Il processo di invecchiamento, per le donne particolarmente sentito durante la menopausa ma inesorabile e continuo per tutto l'arco della vita, è influenzato sia da fattori genetici (dipendenti cioè da fattori biologici presenti nel DNA) che da fattori ambientali (stile di vita,alimentazione, attività fisica, etc..).
La medicina non è in grado di agire direttamente sui fattori genetici che determinano l'invecchiamento cellulare dell'individuo ma evitare errati comportamenti alimentari può allungare notevolmente le prospettive di vita, sia in termini qualitativi che quantitativi (riducendo la comparsa di malattie cronico degenerative come diabete, dislipidemie, infarti o ictus).
Radicali liberi ed invecchiamento
Una delle principali cause dell'invecchiamento cellulare è la presenza all'interno o all'esterno del nostro organismo di radicali liberi. Essi sono, per definizione, molecole chimiche estremamente reattive, a brevissima emivita che a causa della loro instabilità cercano di ritornare in equilibrio rubando all'atomo vicino un elettrone. Questo meccanismo a cascata origina una catena di reazioni di ossidoriduzione che se non arrestata in tempo può creare grossi danni alle membrane cellulari.
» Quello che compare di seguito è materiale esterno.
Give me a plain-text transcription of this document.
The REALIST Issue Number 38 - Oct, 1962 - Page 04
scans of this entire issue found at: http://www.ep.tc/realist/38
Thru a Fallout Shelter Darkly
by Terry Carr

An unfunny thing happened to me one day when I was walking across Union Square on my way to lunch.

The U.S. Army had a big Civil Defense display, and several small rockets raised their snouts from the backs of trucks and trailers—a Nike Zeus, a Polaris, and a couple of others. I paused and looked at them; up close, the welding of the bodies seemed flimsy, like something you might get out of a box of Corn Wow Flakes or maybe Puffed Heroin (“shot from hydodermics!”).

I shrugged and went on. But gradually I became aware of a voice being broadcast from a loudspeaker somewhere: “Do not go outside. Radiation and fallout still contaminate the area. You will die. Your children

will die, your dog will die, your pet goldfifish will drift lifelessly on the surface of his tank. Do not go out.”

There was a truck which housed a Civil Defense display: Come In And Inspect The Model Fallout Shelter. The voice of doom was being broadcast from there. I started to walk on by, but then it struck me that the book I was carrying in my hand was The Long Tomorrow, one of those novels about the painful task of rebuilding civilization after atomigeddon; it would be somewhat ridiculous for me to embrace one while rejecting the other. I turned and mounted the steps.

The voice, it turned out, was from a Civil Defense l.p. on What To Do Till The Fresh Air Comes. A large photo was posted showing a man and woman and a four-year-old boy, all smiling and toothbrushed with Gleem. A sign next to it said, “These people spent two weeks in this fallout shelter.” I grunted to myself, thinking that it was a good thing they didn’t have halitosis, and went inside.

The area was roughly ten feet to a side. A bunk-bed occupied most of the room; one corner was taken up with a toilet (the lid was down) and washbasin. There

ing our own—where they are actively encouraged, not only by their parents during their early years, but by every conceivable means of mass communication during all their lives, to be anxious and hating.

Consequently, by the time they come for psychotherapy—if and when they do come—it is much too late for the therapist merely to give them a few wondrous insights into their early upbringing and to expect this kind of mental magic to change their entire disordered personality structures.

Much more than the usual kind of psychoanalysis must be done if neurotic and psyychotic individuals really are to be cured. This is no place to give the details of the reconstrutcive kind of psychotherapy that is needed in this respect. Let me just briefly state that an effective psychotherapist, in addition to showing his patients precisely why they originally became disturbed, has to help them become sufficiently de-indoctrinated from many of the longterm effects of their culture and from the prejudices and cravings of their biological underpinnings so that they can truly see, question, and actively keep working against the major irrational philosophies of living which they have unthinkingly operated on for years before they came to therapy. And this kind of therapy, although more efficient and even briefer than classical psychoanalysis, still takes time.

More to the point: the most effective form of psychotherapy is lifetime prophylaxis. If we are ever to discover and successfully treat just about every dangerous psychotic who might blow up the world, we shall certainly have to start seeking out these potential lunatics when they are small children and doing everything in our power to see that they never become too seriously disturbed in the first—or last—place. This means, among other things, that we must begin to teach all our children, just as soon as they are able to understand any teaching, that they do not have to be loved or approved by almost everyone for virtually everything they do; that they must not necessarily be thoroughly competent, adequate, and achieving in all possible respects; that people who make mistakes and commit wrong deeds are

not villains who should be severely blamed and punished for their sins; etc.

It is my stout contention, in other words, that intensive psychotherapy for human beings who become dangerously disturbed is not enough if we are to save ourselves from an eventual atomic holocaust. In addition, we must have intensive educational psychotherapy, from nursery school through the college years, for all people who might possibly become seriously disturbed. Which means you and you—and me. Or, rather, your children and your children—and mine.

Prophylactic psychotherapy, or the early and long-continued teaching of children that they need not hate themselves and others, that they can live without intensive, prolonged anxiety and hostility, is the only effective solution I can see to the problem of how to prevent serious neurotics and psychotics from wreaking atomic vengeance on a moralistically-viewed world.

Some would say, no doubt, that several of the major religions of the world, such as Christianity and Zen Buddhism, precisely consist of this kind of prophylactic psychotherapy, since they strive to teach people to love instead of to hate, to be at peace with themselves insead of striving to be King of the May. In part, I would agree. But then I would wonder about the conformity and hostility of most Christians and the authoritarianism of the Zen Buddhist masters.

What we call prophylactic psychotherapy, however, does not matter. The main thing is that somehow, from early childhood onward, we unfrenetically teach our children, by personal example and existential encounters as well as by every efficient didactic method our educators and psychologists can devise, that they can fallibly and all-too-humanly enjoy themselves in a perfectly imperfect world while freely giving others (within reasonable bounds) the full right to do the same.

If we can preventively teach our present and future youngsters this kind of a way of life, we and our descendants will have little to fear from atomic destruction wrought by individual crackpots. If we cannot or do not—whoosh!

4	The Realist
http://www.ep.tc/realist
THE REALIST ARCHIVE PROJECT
L' aumento dei processi ossidativi, infatti, accelera il fisiologico processo dell’invecchiamento e può essere associato a svariate malattie come ad esempio l'ictus cerebrale, l'infarto del miocardio, il diabete mellito, il morbo di Parkinson, la malattia di Alzheimer,il morbo di Crohn, l'artrite reumatoide, il cancro, e così via.
Tuttavia lo stress ossidativo non si presenta con una vera e propria sintomatologia o un quadro clinico ben preciso, rendendo difficoltosa la diagnosi.
I fattori che aumentano la presenza di radicali liberi possono essere endogeni (cioè interni all'organismo) o esogeni (fumo, inquinamento, alcol, droghe, farmaci, eccessiva esposizione ai raggi ultravioletti, stress psicofisico, cattiva alimentazione etc..).
Sebbene sia impossibile impedirne la formazione il nostro organismo ha elaborato dei sistemi di difesa in grado di neutralizzare la loro patogenicità però necessità di alcune sostanze per poter creare queste barriere contro i radicali liberi cioè gli antiossidanti. Troverai ampi approfondimenti su questo argomento andando a visitare il sito 20centesimi.it.
Antiossidanti: quali sono i più importanti
I principali antiossidanti sono le vitamine A, C, E, il betacarotene, i polifenoli, i flavonoidi, il glutatione, il coenzima Q10, il selenio, il rame, lo zinco,la melatonina, il germanio, il molibdeno e il potassio.
La vitamina A, detta anche retinolo, appartiene al gruppo delle vitamine liposolubili e pertanto non è necessario assumerla attraverso l'alimentazione. Questa vitamina è davvero molto importante per un corretto sviluppo delle ossa e dei denti. La troviamo in diversi ortaggi, come ad esempio le carote ed i pomodori, e nella frutta di colore giallo ed arancio.
La vitamina C, contrariamente alla A, appartiene al gruppo delle vitamine idrosolubili che vanno quindi assunte attraverso gli alimenti. Questa vitamina adempie un ruolo fondamentale per l'organismo. E' conosciuta come un potente antiossidante e aiuta a limitare i danni causati dai radicali liberi e promuove la produzione di collagene.
Pertanto, con le nostre abitudini di vita, possiamo inviare al nostro corpo dei messaggi che lo spingono alla produzione di sostanze protettive e preventive per la nostra salute me per ottenerle è necessario imparare a mangiare in modo corretto evitando gli eccessi, cercando di rispettare la stagionalità degli alimenti, introducendo frutta e verdura quotidianamente, dando una grande variabilità all'alimentazione, limitando gli zuccheri semplici e privilegiando i carboidrati complessi e integrali, evitando grassi saturi e fritture, mangiando poca carne rossa e più pesce e legumi.